Pop Underground – End Of Summer
28 Sep ’09 Roger Klug – More Help For Your Nerves – **** – One of the top releases so far this year. With an incredible energy and a bucketful of hooks, this album kicks off from the start and doesn’t stop kicking until the end. For the most part, it is great power pop, but he throws in some other musical styles, from showtunes to gypsy music and so on, which is cool. It’s so good!
Amazon.com
5 stars – “Brilliant hard classic pop”
This is the best of Roger Klug’s six albums. There’s not a single bad track on this album of complex, varied, melodic power pop. Fans of the harder side of Beatles pop (think Taxman, Paperback Writer) etc. will love this heavily 60s and, especially, 70s influenced CD that also yanks from everything from gypsy jazz to bluegrass.

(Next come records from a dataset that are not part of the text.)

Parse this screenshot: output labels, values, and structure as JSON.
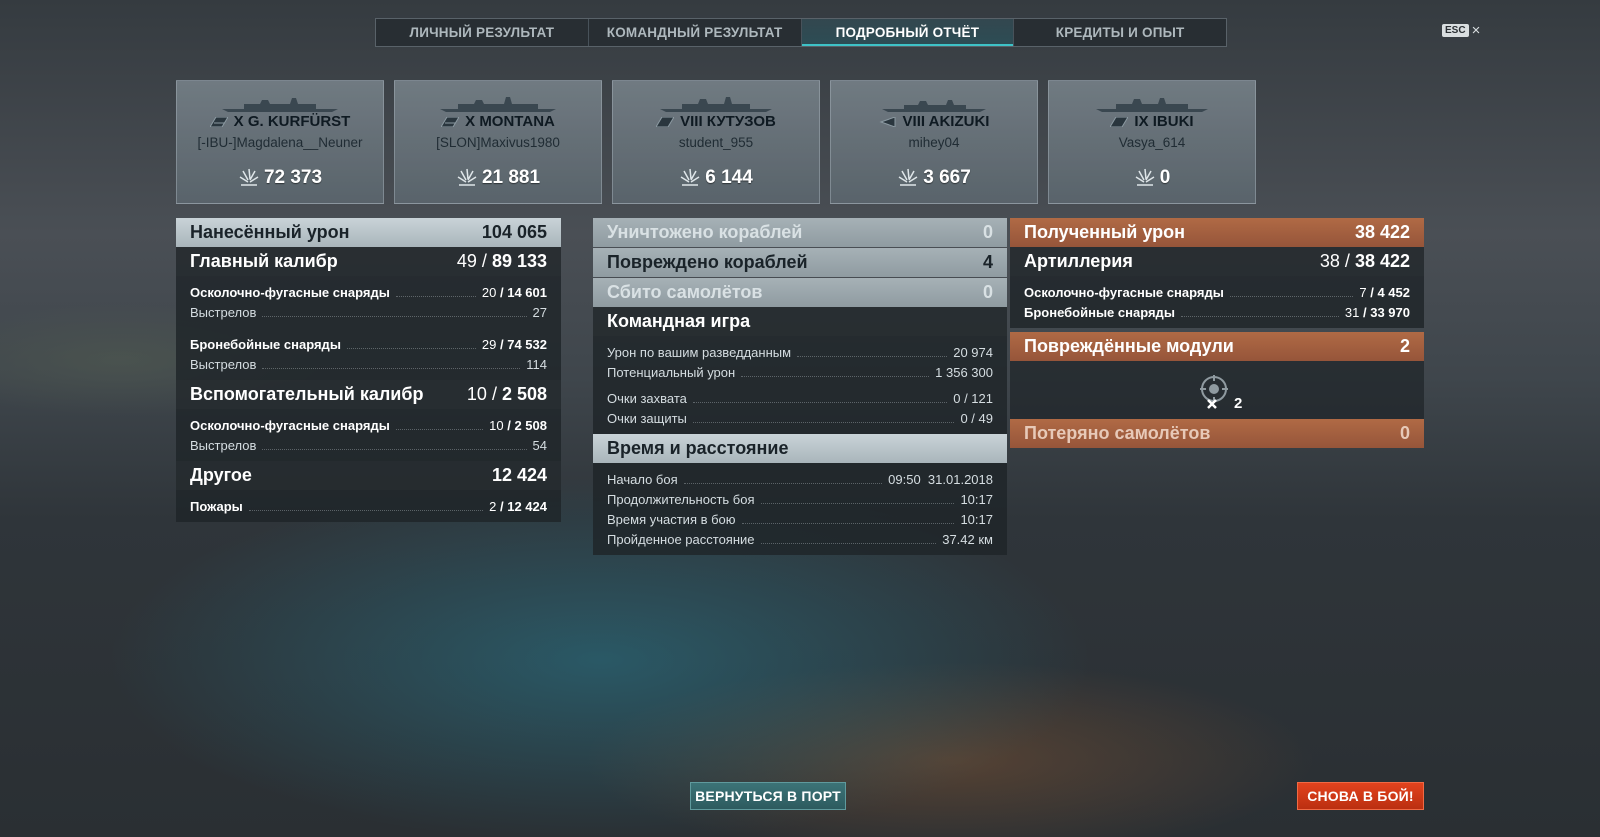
{
  "tabs": [
    {
      "label": "ЛИЧНЫЙ РЕЗУЛЬТАТ",
      "active": false
    },
    {
      "label": "КОМАНДНЫЙ РЕЗУЛЬТАТ",
      "active": false
    },
    {
      "label": "ПОДРОБНЫЙ ОТЧЁТ",
      "active": true
    },
    {
      "label": "КРЕДИТЫ И ОПЫТ",
      "active": false
    }
  ],
  "esc": {
    "key": "ESC",
    "close": "×"
  },
  "cards": [
    {
      "ship": "X G. KURFÜRST",
      "player": "[-IBU-]Magdalena__Neuner",
      "damage": "72 373"
    },
    {
      "ship": "X MONTANA",
      "player": "[SLON]Maxivus1980",
      "damage": "21 881"
    },
    {
      "ship": "VIII КУТУЗОВ",
      "player": "student_955",
      "damage": "6 144"
    },
    {
      "ship": "VIII AKIZUKI",
      "player": "mihey04",
      "damage": "3 667"
    },
    {
      "ship": "IX IBUKI",
      "player": "Vasya_614",
      "damage": "0"
    }
  ],
  "left": {
    "damage_dealt": {
      "label": "Нанесённый урон",
      "value": "104 065"
    },
    "main_battery": {
      "label": "Главный калибр",
      "hits": "49",
      "value": "89 133"
    },
    "main_he": {
      "label": "Осколочно-фугасные снаряды",
      "hits": "20",
      "value": "14 601"
    },
    "main_he_shots": {
      "label": "Выстрелов",
      "value": "27"
    },
    "main_ap": {
      "label": "Бронебойные снаряды",
      "hits": "29",
      "value": "74 532"
    },
    "main_ap_shots": {
      "label": "Выстрелов",
      "value": "114"
    },
    "secondary": {
      "label": "Вспомогательный калибр",
      "hits": "10",
      "value": "2 508"
    },
    "sec_he": {
      "label": "Осколочно-фугасные снаряды",
      "hits": "10",
      "value": "2 508"
    },
    "sec_shots": {
      "label": "Выстрелов",
      "value": "54"
    },
    "other": {
      "label": "Другое",
      "value": "12 424"
    },
    "fires": {
      "label": "Пожары",
      "hits": "2",
      "value": "12 424"
    }
  },
  "middle": {
    "destroyed": {
      "label": "Уничтожено кораблей",
      "value": "0"
    },
    "damaged": {
      "label": "Повреждено кораблей",
      "value": "4"
    },
    "planes": {
      "label": "Сбито самолётов",
      "value": "0"
    },
    "team": {
      "label": "Командная игра"
    },
    "spotting": {
      "label": "Урон по вашим разведданным",
      "value": "20 974"
    },
    "potential": {
      "label": "Потенциальный урон",
      "value": "1 356 300"
    },
    "capture": {
      "label": "Очки захвата",
      "value": "0 / 121"
    },
    "defense": {
      "label": "Очки защиты",
      "value": "0 / 49"
    },
    "time": {
      "label": "Время и расстояние"
    },
    "start": {
      "label": "Начало боя",
      "value": "09:50  31.01.2018"
    },
    "duration": {
      "label": "Продолжительность боя",
      "value": "10:17"
    },
    "participation": {
      "label": "Время участия в бою",
      "value": "10:17"
    },
    "distance": {
      "label": "Пройденное расстояние",
      "value": "37.42 км"
    }
  },
  "right": {
    "received": {
      "label": "Полученный урон",
      "value": "38 422"
    },
    "artillery": {
      "label": "Артиллерия",
      "hits": "38",
      "value": "38 422"
    },
    "he": {
      "label": "Осколочно-фугасные снаряды",
      "hits": "7",
      "value": "4 452"
    },
    "ap": {
      "label": "Бронебойные снаряды",
      "hits": "31",
      "value": "33 970"
    },
    "modules": {
      "label": "Повреждённые модули",
      "value": "2",
      "icon_count": "2"
    },
    "planes_lost": {
      "label": "Потеряно самолётов",
      "value": "0"
    }
  },
  "buttons": {
    "port": "ВЕРНУТЬСЯ В ПОРТ",
    "battle": "СНОВА В БОЙ!"
  },
  "colors": {
    "accent": "#3ec2c7",
    "orange": "#b06a45",
    "battle": "#e2431e"
  }
}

The chords are layered and complex. The lyrics are intelligent and honest. The playing (almost every instrument is by Klug) is top notch, especially the guitar work. This is an album you can play over and over again without ever getting tired of it.
Not Lame Recordings
“It’s all there!! Amazing, smart, uber-crafty pop from this Cincinnati guitar wiz!”
“Roger Klug`s “More Help For Your Nerves” is not only one of the very, very best albums of 2009, it is one of the best albums of the last half of his decade for power pop fans…Yes, yes. I can not control myself: MASSIVELY Recommended.”